At its best it has brought a lot of new freedom. I can work from pretty much anywhere, travel to and live in interesting places along the way, work when I'm most productive and stop work when I'm not, and I can use tools and equipment that are just right for me. It facilitates an easier blending of "work life" and "the rest of life" that I've always pursued. It encourages a discipline and intentionality about how I spend my time. I've been doing it long enough now that it would be very difficult to go back to a model of work only happening in a certain time, at certain place, and when I and certain other people are expected to be creative and productive on demand.

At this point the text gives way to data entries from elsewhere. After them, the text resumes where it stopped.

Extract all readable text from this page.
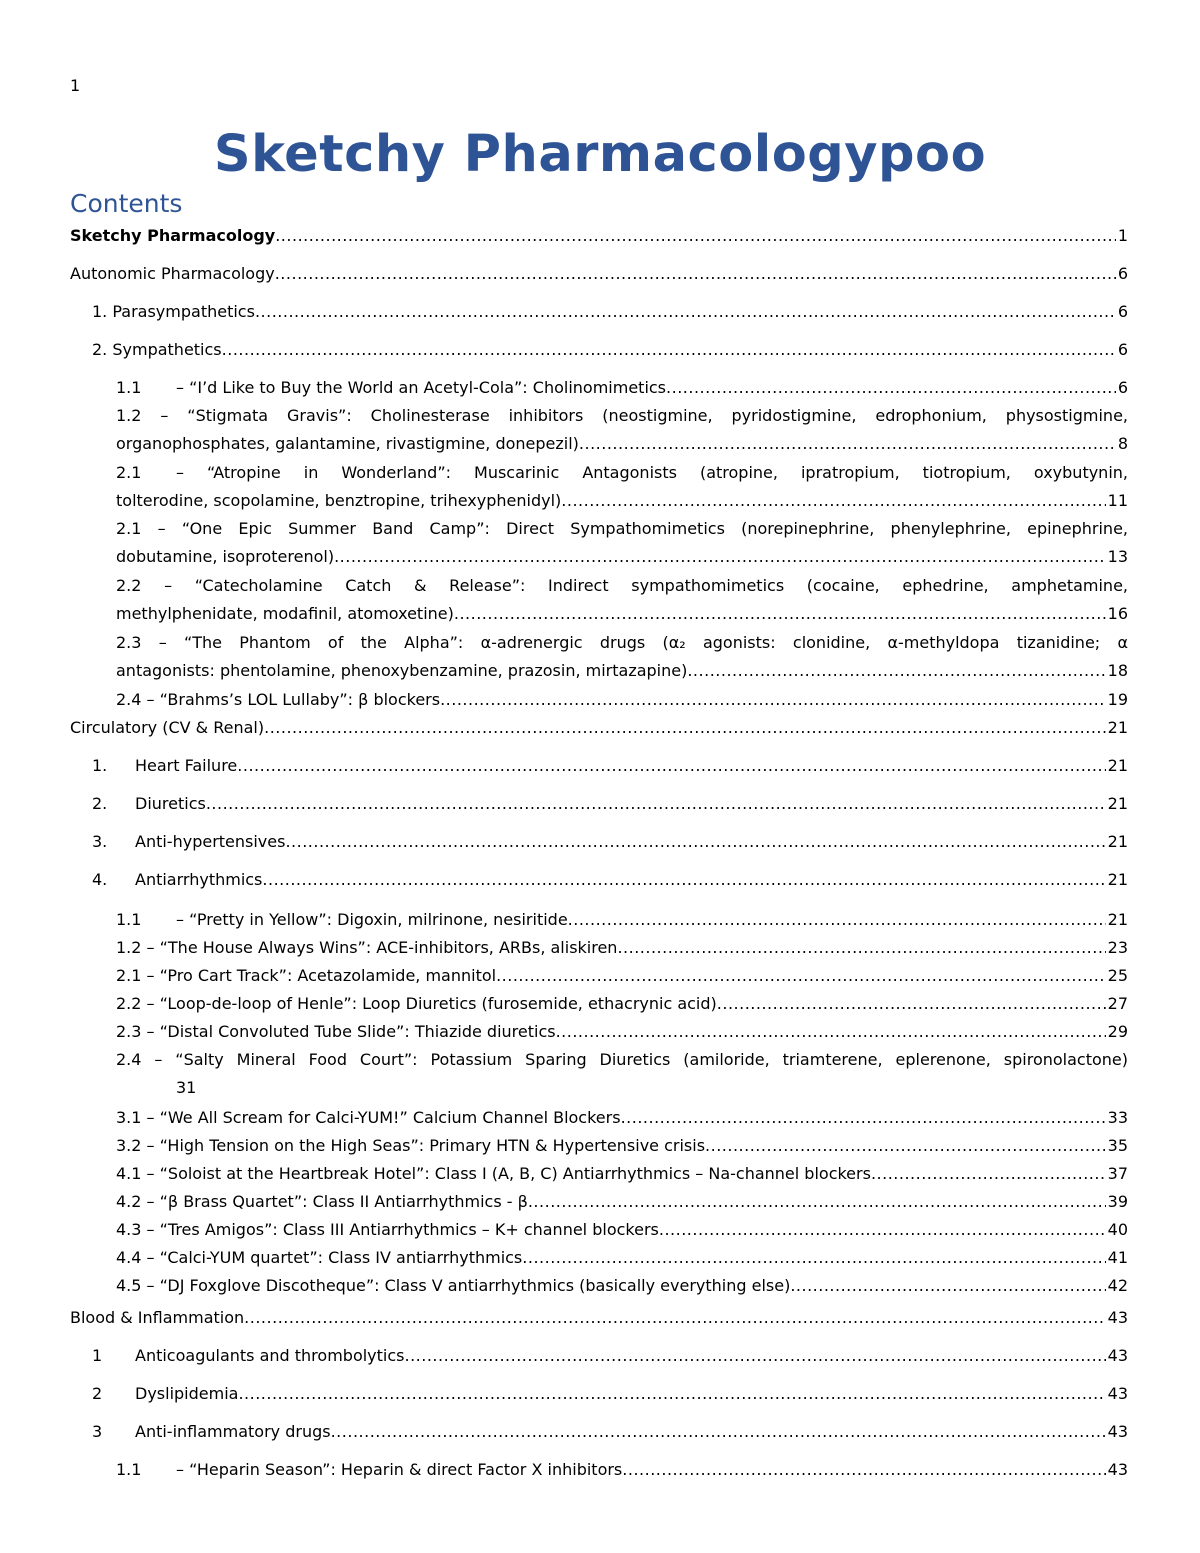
1
Sketchy Pharmacologypoo
Contents
Sketchy Pharmacology .....	1
Autonomic Pharmacology .....	6
1. Parasympathetics .....	6
2. Sympathetics .....	6
1.1	– “I’d Like to Buy the World an Acetyl-Cola”: Cholinomimetics .....	6
1.2 – “Stigmata Gravis”: Cholinesterase inhibitors (neostigmine, pyridostigmine, edrophonium, physostigmine,
organophosphates, galantamine, rivastigmine, donepezil) .....	8
2.1	– “Atropine in Wonderland”: Muscarinic Antagonists (atropine, ipratropium, tiotropium, oxybutynin,
tolterodine, scopolamine, benztropine, trihexyphenidyl) .....	11
2.1 – “One Epic Summer Band Camp”: Direct Sympathomimetics (norepinephrine, phenylephrine, epinephrine,
dobutamine, isoproterenol) .....	13
2.2 – “Catecholamine Catch & Release”: Indirect sympathomimetics (cocaine, ephedrine, amphetamine,
methylphenidate, modafinil, atomoxetine) .....	16
2.3 – “The Phantom of the Alpha”: α-adrenergic drugs (α₂ agonists: clonidine, α-methyldopa tizanidine; α
antagonists: phentolamine, phenoxybenzamine, prazosin, mirtazapine) .....	18
2.4 – “Brahms’s LOL Lullaby”: β blockers .....	19
Circulatory (CV & Renal) .....	21
1.	Heart Failure .....	21
2.	Diuretics .....	21
3.	Anti-hypertensives .....	21
4.	Antiarrhythmics .....	21
1.1	– “Pretty in Yellow”: Digoxin, milrinone, nesiritide .....	21
1.2 – “The House Always Wins”: ACE-inhibitors, ARBs, aliskiren .....	23
2.1 – “Pro Cart Track”: Acetazolamide, mannitol .....	25
2.2 – “Loop-de-loop of Henle”: Loop Diuretics (furosemide, ethacrynic acid) .....	27
2.3 – “Distal Convoluted Tube Slide”: Thiazide diuretics .....	29
2.4 – “Salty Mineral Food Court”: Potassium Sparing Diuretics (amiloride, triamterene, eplerenone, spironolactone)
31
3.1 – “We All Scream for Calci-YUM!” Calcium Channel Blockers .....	33
3.2 – “High Tension on the High Seas”: Primary HTN & Hypertensive crisis .....	35
4.1 – “Soloist at the Heartbreak Hotel”: Class I (A, B, C) Antiarrhythmics – Na-channel blockers .....	37
4.2 – “β Brass Quartet”: Class II Antiarrhythmics - β .....	39
4.3 – “Tres Amigos”: Class III Antiarrhythmics – K+ channel blockers .....	40
4.4 – “Calci-YUM quartet”: Class IV antiarrhythmics .....	41
4.5 – “DJ Foxglove Discotheque”: Class V antiarrhythmics (basically everything else) .....	42
Blood & Inflammation .....	43
1	Anticoagulants and thrombolytics .....	43
2	Dyslipidemia .....	43
3	Anti-inflammatory drugs .....	43
1.1	– “Heparin Season”: Heparin & direct Factor X inhibitors .....	43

But it's not always rainbows and unicorns. At its worst, distributed work is disorienting and lonely. After so many hours sitting in a room by myself staring at a screen, my sense of worth and identity can become distorted. In my previous company, even though we didn't have any physical products to show or much physical stuff moving around at all, having a bunch of desks and computers and people working together in an office felt like proof (however shallow) that something was happening.

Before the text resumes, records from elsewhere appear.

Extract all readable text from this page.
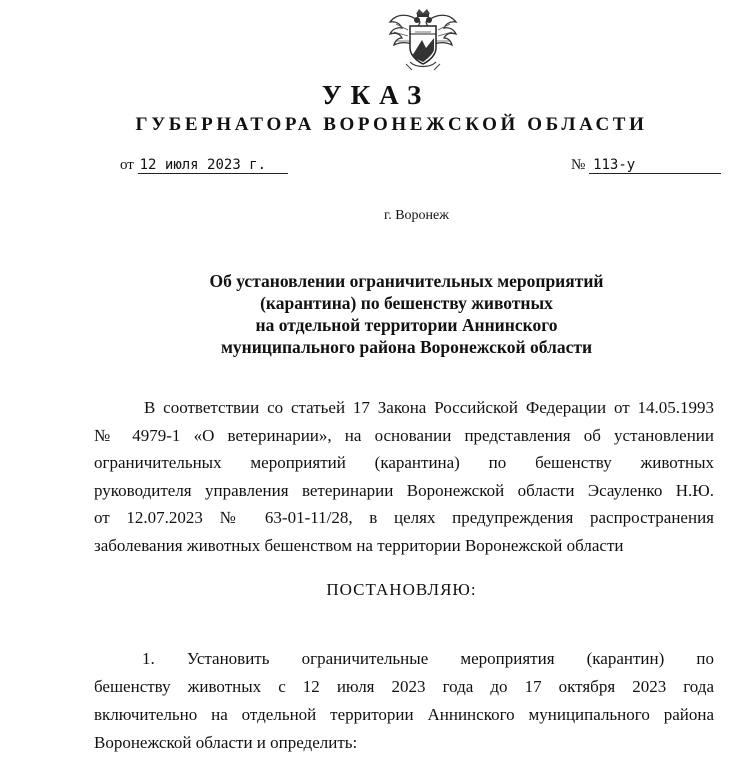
УКАЗ
ГУБЕРНАТОРА ВОРОНЕЖСКОЙ ОБЛАСТИ
от 12 июля 2023 г.	№ 113-у
г. Воронеж
Об установлении ограничительных мероприятий
(карантина) по бешенству животных
на отдельной территории Аннинского
муниципального района Воронежской области
В соответствии со статьей 17 Закона Российской Федерации от 14.05.1993
№ 4979-1 «О ветеринарии», на основании представления об установлении
ограничительных мероприятий (карантина) по бешенству животных
руководителя управления ветеринарии Воронежской области Эсауленко Н.Ю.
от 12.07.2023 № 63-01-11/28, в целях предупреждения распространения
заболевания животных бешенством на территории Воронежской области
ПОСТАНОВЛЯЮ:
1. Установить ограничительные мероприятия (карантин) по
бешенству животных с 12 июля 2023 года до 17 октября 2023 года
включительно на отдельной территории Аннинского муниципального района
Воронежской области и определить:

Now, it's much easier to question what exactly it is I'm contributing to the world. Even when I go work in coffeeshops or coworking spaces, or when I'm gathered in person with my colleagues, I can find myself envious of people who regularly work in person with others, sharing together often in moments of celebration, challenge or exploration. And as much as I have come to appreciate the utility of text-based chat, video conferences and planned meetups, there are still plenty of times when I just want to have a spontaneous gathering of my colleagues in a room where we can whiteboard some stuff out, talk something through, and just experience each others` personalities and presence full on. Remote workers want community too.
Automattic goes to great lengths to make distributed work a pleasant experience, and our company leadership has instilled a great spirit of experimentation even as changes we make affect more and more people. There are tons of resources and experiences available that help mitigate some of the harder parts. So far, the benefits far outweigh the challenges.
Change is constant
You can probably see a theme in the above - there's a lot of good stuff, there are things I'm adjusting to, and I still have plenty to learn.
I think the bottom line for me is that if it was going to be possible to successfully and smoothly shift from being an owner of my own company to an employee somewhere else and still feel ownership of and engagement in my work, Automattic was the place to do it. I am really fortunate that we found each other at just the right time.
I think there are plenty of other paths I could have taken where I'd still be grieving the loss of the "founder" identity, or experiencing a much more consistent itch to leave and create something again. This good pairing is partly a measure of my own commitment to doing something new and different, even if uncomfortable at times. It's also a testament to how much care and thought Automattic has put into building a company where people who want to put aside many of the usual corporate stumbling blocks and just do excellent work can come to thrive. (We're hiring, if you might be one of those.)
Happy Anniversary (or, as some call it internally, Automattversary) to me!